Gino couldn't have started the game more abysmally. Not only did he miss his first shot (a three point clank, usually a portent of doom), but he also had three horrific turnovers in his first five or six touches. Really, if Pop yanked him then and there, I couldn't have argued the decision. Manu did eventually get his shit together though, and he overcame his sloppy start to hit six of his next seven shots (with the only miss in the stretch more of a strip than a block, IMHO) while also doing his best to keep up with Rayneesha through the myriad of screens the Celtics set for him or bodying up with the beefy PP on his postups (he had a lot more success with Pierce than Allen, believe it or not). Ginobili played really well the middle two quarters, but didn't contribute much in the fourth until his late steal on Allen's inbound attempt and making the four subsequent clutch freebies.
The guy who really saved our bacon in that fourth quarter was young George Hill.
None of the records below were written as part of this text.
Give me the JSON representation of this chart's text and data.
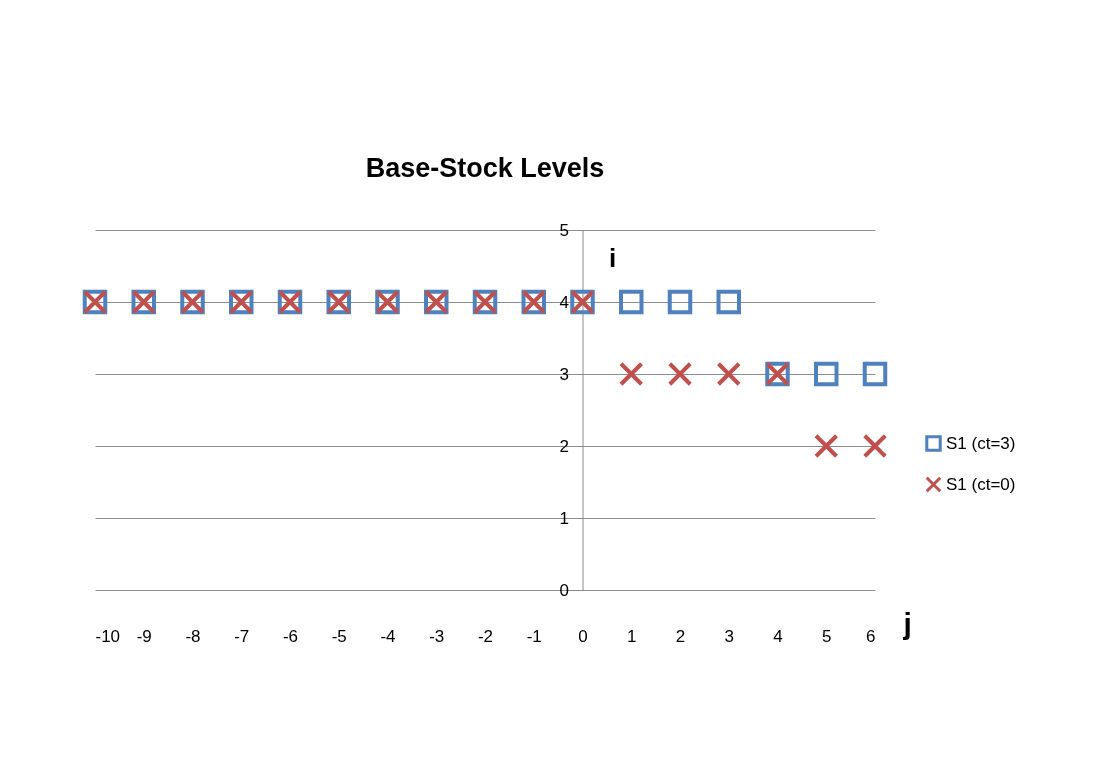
{
  "chart_data": {
    "type": "scatter",
    "title": "Base-Stock Levels",
    "xlabel": "j",
    "ylabel": "i",
    "x": [
      -10,
      -9,
      -8,
      -7,
      -6,
      -5,
      -4,
      -3,
      -2,
      -1,
      0,
      1,
      2,
      3,
      4,
      5,
      6
    ],
    "series": [
      {
        "name": "S1 (ct=3)",
        "color": "#4f81bd",
        "marker": "square",
        "values": [
          4,
          4,
          4,
          4,
          4,
          4,
          4,
          4,
          4,
          4,
          4,
          4,
          4,
          4,
          3,
          3,
          3
        ]
      },
      {
        "name": "S1 (ct=0)",
        "color": "#c0504d",
        "marker": "cross",
        "values": [
          4,
          4,
          4,
          4,
          4,
          4,
          4,
          4,
          4,
          4,
          4,
          3,
          3,
          3,
          3,
          2,
          2
        ]
      }
    ],
    "xlim": [
      -10,
      6
    ],
    "xticks": [
      -10,
      -9,
      -8,
      -7,
      -6,
      -5,
      -4,
      -3,
      -2,
      -1,
      0,
      1,
      2,
      3,
      4,
      5,
      6
    ],
    "ylim": [
      0,
      5
    ],
    "yticks": [
      0,
      1,
      2,
      3,
      4,
      5
    ],
    "grid": "y",
    "legend": "right"
  }
}
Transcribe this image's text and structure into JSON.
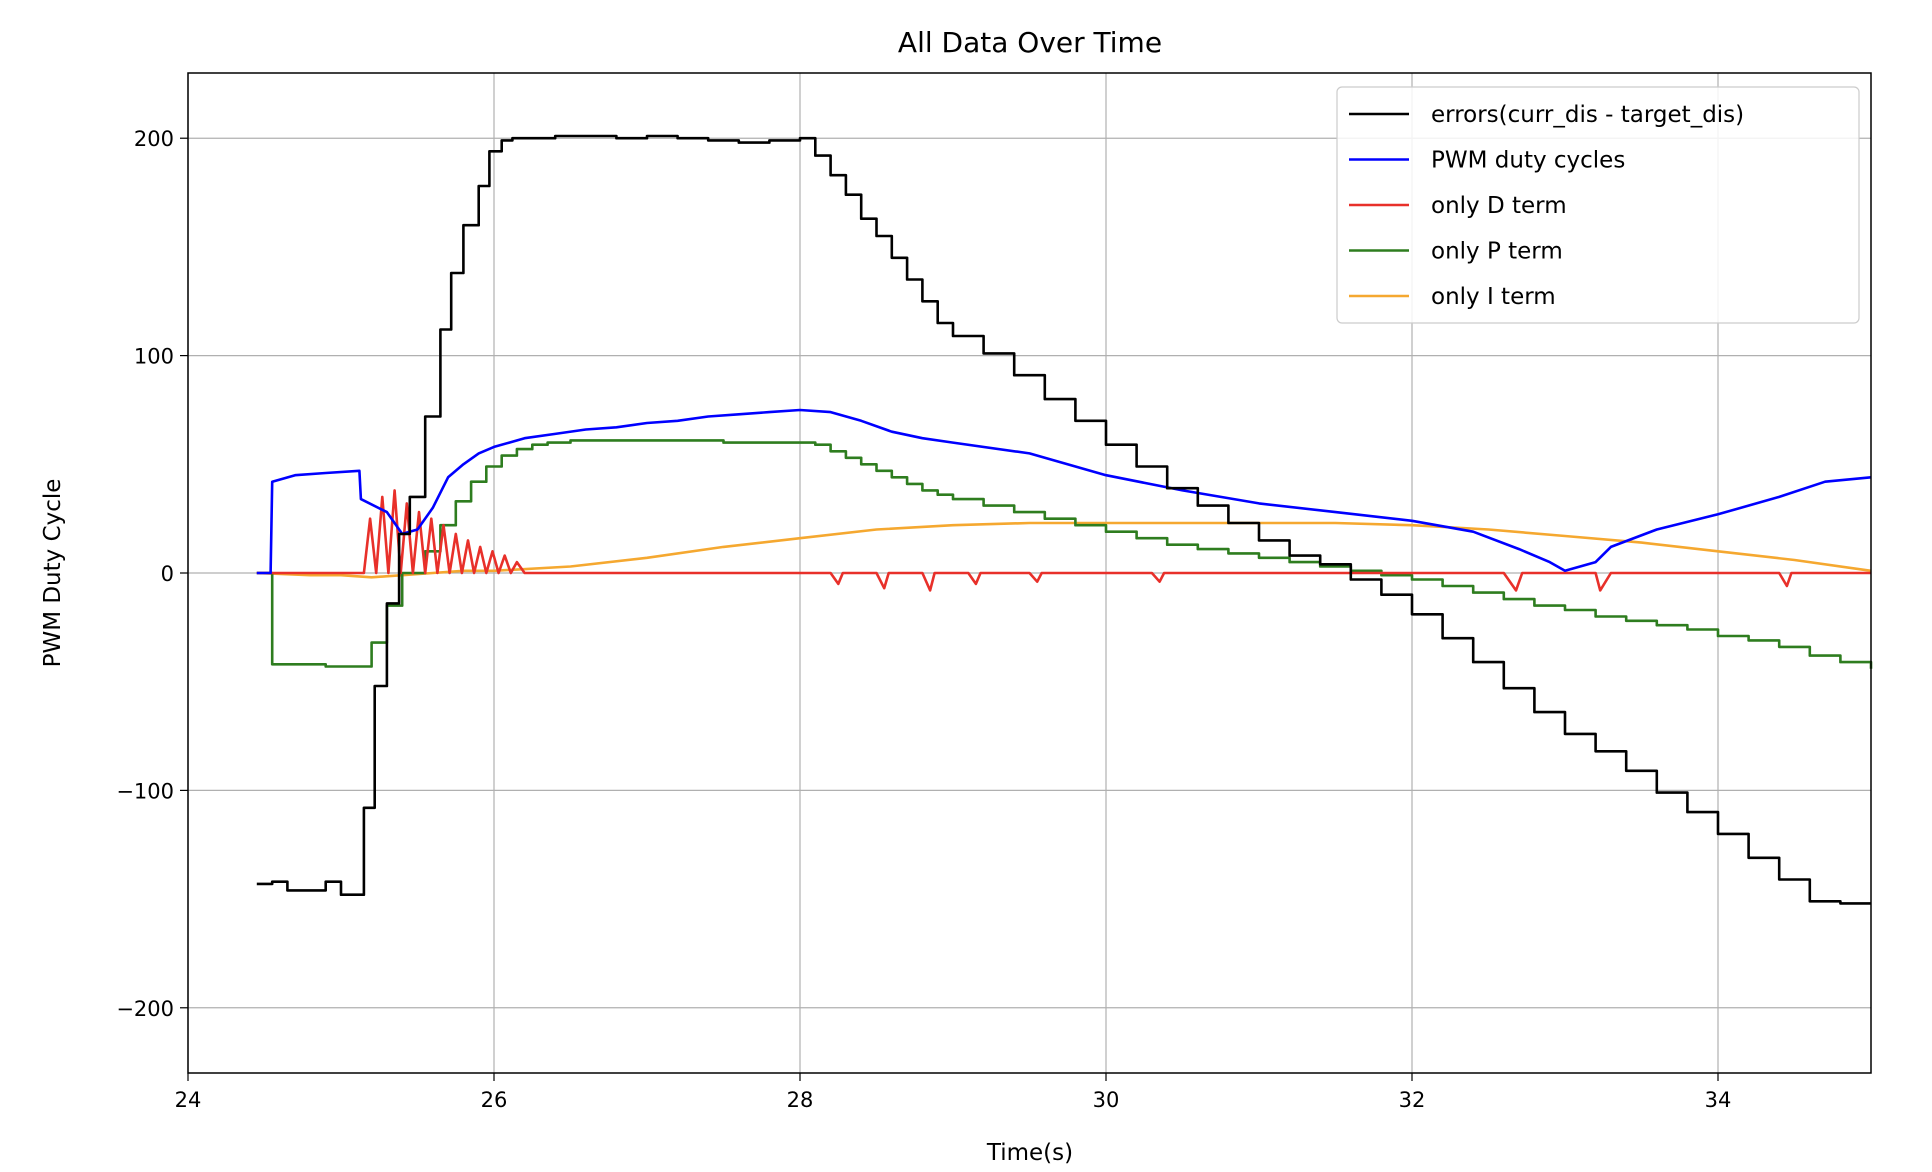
{
  "chart_data": {
    "type": "line",
    "title": "All Data Over Time",
    "xlabel": "Time(s)",
    "ylabel": "PWM Duty Cycle",
    "xlim": [
      24,
      35
    ],
    "ylim": [
      -230,
      230
    ],
    "xticks": [
      24,
      26,
      28,
      30,
      32,
      34
    ],
    "yticks": [
      -200,
      -100,
      0,
      100,
      200
    ],
    "xtick_labels": [
      "24",
      "26",
      "28",
      "30",
      "32",
      "34"
    ],
    "ytick_labels": [
      "−200",
      "−100",
      "0",
      "100",
      "200"
    ],
    "grid": true,
    "legend_position": "top-right",
    "series": [
      {
        "name": "errors(curr_dis - target_dis)",
        "color": "#000000",
        "step": true,
        "x": [
          24.45,
          24.55,
          24.65,
          24.8,
          24.9,
          25.0,
          25.15,
          25.22,
          25.3,
          25.38,
          25.45,
          25.55,
          25.65,
          25.72,
          25.8,
          25.9,
          25.97,
          26.05,
          26.12,
          26.2,
          26.28,
          26.4,
          26.6,
          26.8,
          27.0,
          27.2,
          27.4,
          27.6,
          27.8,
          28.0,
          28.1,
          28.2,
          28.3,
          28.4,
          28.5,
          28.6,
          28.7,
          28.8,
          28.9,
          29.0,
          29.2,
          29.4,
          29.6,
          29.8,
          30.0,
          30.2,
          30.4,
          30.6,
          30.8,
          31.0,
          31.2,
          31.4,
          31.6,
          31.8,
          32.0,
          32.2,
          32.4,
          32.6,
          32.8,
          33.0,
          33.2,
          33.4,
          33.6,
          33.8,
          34.0,
          34.2,
          34.4,
          34.6,
          34.8,
          35.0
        ],
        "y": [
          -143,
          -142,
          -146,
          -146,
          -142,
          -148,
          -108,
          -52,
          -14,
          18,
          35,
          72,
          112,
          138,
          160,
          178,
          194,
          199,
          200,
          200,
          200,
          201,
          201,
          200,
          201,
          200,
          199,
          198,
          199,
          200,
          192,
          183,
          174,
          163,
          155,
          145,
          135,
          125,
          115,
          109,
          101,
          91,
          80,
          70,
          59,
          49,
          39,
          31,
          23,
          15,
          8,
          4,
          -3,
          -10,
          -19,
          -30,
          -41,
          -53,
          -64,
          -74,
          -82,
          -91,
          -101,
          -110,
          -120,
          -131,
          -141,
          -151,
          -152,
          -152
        ]
      },
      {
        "name": "PWM duty cycles",
        "color": "#0000ff",
        "step": false,
        "x": [
          24.45,
          24.54,
          24.55,
          24.7,
          24.9,
          25.12,
          25.13,
          25.3,
          25.4,
          25.5,
          25.6,
          25.7,
          25.8,
          25.9,
          26.0,
          26.1,
          26.2,
          26.4,
          26.6,
          26.8,
          27.0,
          27.2,
          27.4,
          27.6,
          27.8,
          28.0,
          28.2,
          28.4,
          28.6,
          28.8,
          29.0,
          29.5,
          30.0,
          30.5,
          31.0,
          31.5,
          32.0,
          32.4,
          32.7,
          32.9,
          33.0,
          33.2,
          33.3,
          33.6,
          34.0,
          34.4,
          34.7,
          35.0
        ],
        "y": [
          0,
          0,
          42,
          45,
          46,
          47,
          34,
          28,
          18,
          20,
          30,
          44,
          50,
          55,
          58,
          60,
          62,
          64,
          66,
          67,
          69,
          70,
          72,
          73,
          74,
          75,
          74,
          70,
          65,
          62,
          60,
          55,
          45,
          38,
          32,
          28,
          24,
          19,
          11,
          5,
          1,
          5,
          12,
          20,
          27,
          35,
          42,
          44
        ]
      },
      {
        "name": "only D term",
        "color": "#e8302a",
        "step": false,
        "x": [
          24.45,
          25.0,
          25.15,
          25.19,
          25.23,
          25.27,
          25.31,
          25.35,
          25.39,
          25.43,
          25.47,
          25.51,
          25.55,
          25.59,
          25.63,
          25.67,
          25.71,
          25.75,
          25.79,
          25.83,
          25.87,
          25.91,
          25.95,
          25.99,
          26.03,
          26.07,
          26.11,
          26.15,
          26.2,
          26.5,
          27.0,
          27.5,
          28.0,
          28.2,
          28.25,
          28.28,
          28.5,
          28.55,
          28.58,
          28.8,
          28.85,
          28.88,
          29.1,
          29.15,
          29.18,
          29.5,
          29.55,
          29.58,
          30.3,
          30.35,
          30.38,
          31.0,
          31.5,
          32.0,
          32.6,
          32.68,
          32.72,
          33.0,
          33.2,
          33.23,
          33.3,
          34.4,
          34.45,
          34.48,
          35.0
        ],
        "y": [
          0,
          0,
          0,
          25,
          0,
          35,
          0,
          38,
          0,
          32,
          0,
          28,
          0,
          25,
          0,
          22,
          0,
          18,
          0,
          15,
          0,
          12,
          0,
          10,
          0,
          8,
          0,
          5,
          0,
          0,
          0,
          0,
          0,
          0,
          -5,
          0,
          0,
          -7,
          0,
          0,
          -8,
          0,
          0,
          -5,
          0,
          0,
          -4,
          0,
          0,
          -4,
          0,
          0,
          0,
          0,
          0,
          -8,
          0,
          0,
          0,
          -8,
          0,
          0,
          -6,
          0,
          0
        ]
      },
      {
        "name": "only P term",
        "color": "#2e7d1f",
        "step": true,
        "x": [
          24.45,
          24.54,
          24.55,
          24.7,
          24.9,
          25.12,
          25.2,
          25.3,
          25.4,
          25.55,
          25.65,
          25.75,
          25.85,
          25.95,
          26.05,
          26.15,
          26.25,
          26.35,
          26.5,
          27.0,
          27.5,
          28.0,
          28.1,
          28.2,
          28.3,
          28.4,
          28.5,
          28.6,
          28.7,
          28.8,
          28.9,
          29.0,
          29.2,
          29.4,
          29.6,
          29.8,
          30.0,
          30.2,
          30.4,
          30.6,
          30.8,
          31.0,
          31.2,
          31.4,
          31.6,
          31.8,
          32.0,
          32.2,
          32.4,
          32.6,
          32.8,
          33.0,
          33.2,
          33.4,
          33.6,
          33.8,
          34.0,
          34.2,
          34.4,
          34.6,
          34.8,
          35.0
        ],
        "y": [
          0,
          0,
          -42,
          -42,
          -43,
          -43,
          -32,
          -15,
          0,
          10,
          22,
          33,
          42,
          49,
          54,
          57,
          59,
          60,
          61,
          61,
          60,
          60,
          59,
          56,
          53,
          50,
          47,
          44,
          41,
          38,
          36,
          34,
          31,
          28,
          25,
          22,
          19,
          16,
          13,
          11,
          9,
          7,
          5,
          3,
          1,
          -1,
          -3,
          -6,
          -9,
          -12,
          -15,
          -17,
          -20,
          -22,
          -24,
          -26,
          -29,
          -31,
          -34,
          -38,
          -41,
          -44
        ]
      },
      {
        "name": "only I term",
        "color": "#f5a830",
        "step": false,
        "x": [
          24.45,
          24.8,
          25.0,
          25.2,
          25.4,
          25.6,
          25.8,
          26.0,
          26.5,
          27.0,
          27.5,
          28.0,
          28.5,
          29.0,
          29.5,
          30.0,
          30.5,
          31.0,
          31.5,
          32.0,
          32.5,
          33.0,
          33.5,
          34.0,
          34.5,
          35.0
        ],
        "y": [
          0,
          -1,
          -1,
          -2,
          -1,
          0,
          1,
          1,
          3,
          7,
          12,
          16,
          20,
          22,
          23,
          23,
          23,
          23,
          23,
          22,
          20,
          17,
          14,
          10,
          6,
          1
        ]
      }
    ]
  }
}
Like Mason, he didn't play at all intelligently, taking forever to get the team into their sets, dribbling out the shot clock and not forcing Boston's defense into any difficulties, but he hit two contested jumpers anyway and at least his length bothered Rajon Rondo (six points, 16 assists) more than Tony could. Really, Hill made the case to be the guy out there at the end instead of Mace, but like a lot of Pop's gut decisions this past decade, things worked out.
That Mason got the chance to win the game at all was in part due to another patented KG gag job. With Boston up one and less than thirty seconds to go, he got the ball on the move at the free throw line and had only the mobility-challenged Bonner in his way. Instead of trying to maneuver around Rocket for a lay-up or at least a certain foul, he settled for another jumper. Mace got the board, worked his way up the floor, and the rest, as they say, was history. Allen's butter fingers at the end (I'm guessing it was from excessive moisturizer, with aloe and cocoa butter) was the icing on the cake.
With the Celtics win in our back pocket, we can officially put to bed the controversy over Pop resting the big three against the Moonmen. I think the most optimistic of us would've had the Spurs at 2-1 three games into the Rodeo Road Trip and at 2-1 we are. I suppose this latest Boston win has opened up some eyes around the league and now the big name analysts are once again conceding that if anyone will impede the runaway locomotive that is the Lakers, it will be us. The next challenge will be for the guys to put this last game behind them and be just as up for a lesser opponent. It'd be nice of Parker to rebound from his crummy game as well and I'm fully confident that he will.
After all, it's not like New Jersey has anyone who's historically given Tony trouble or anything.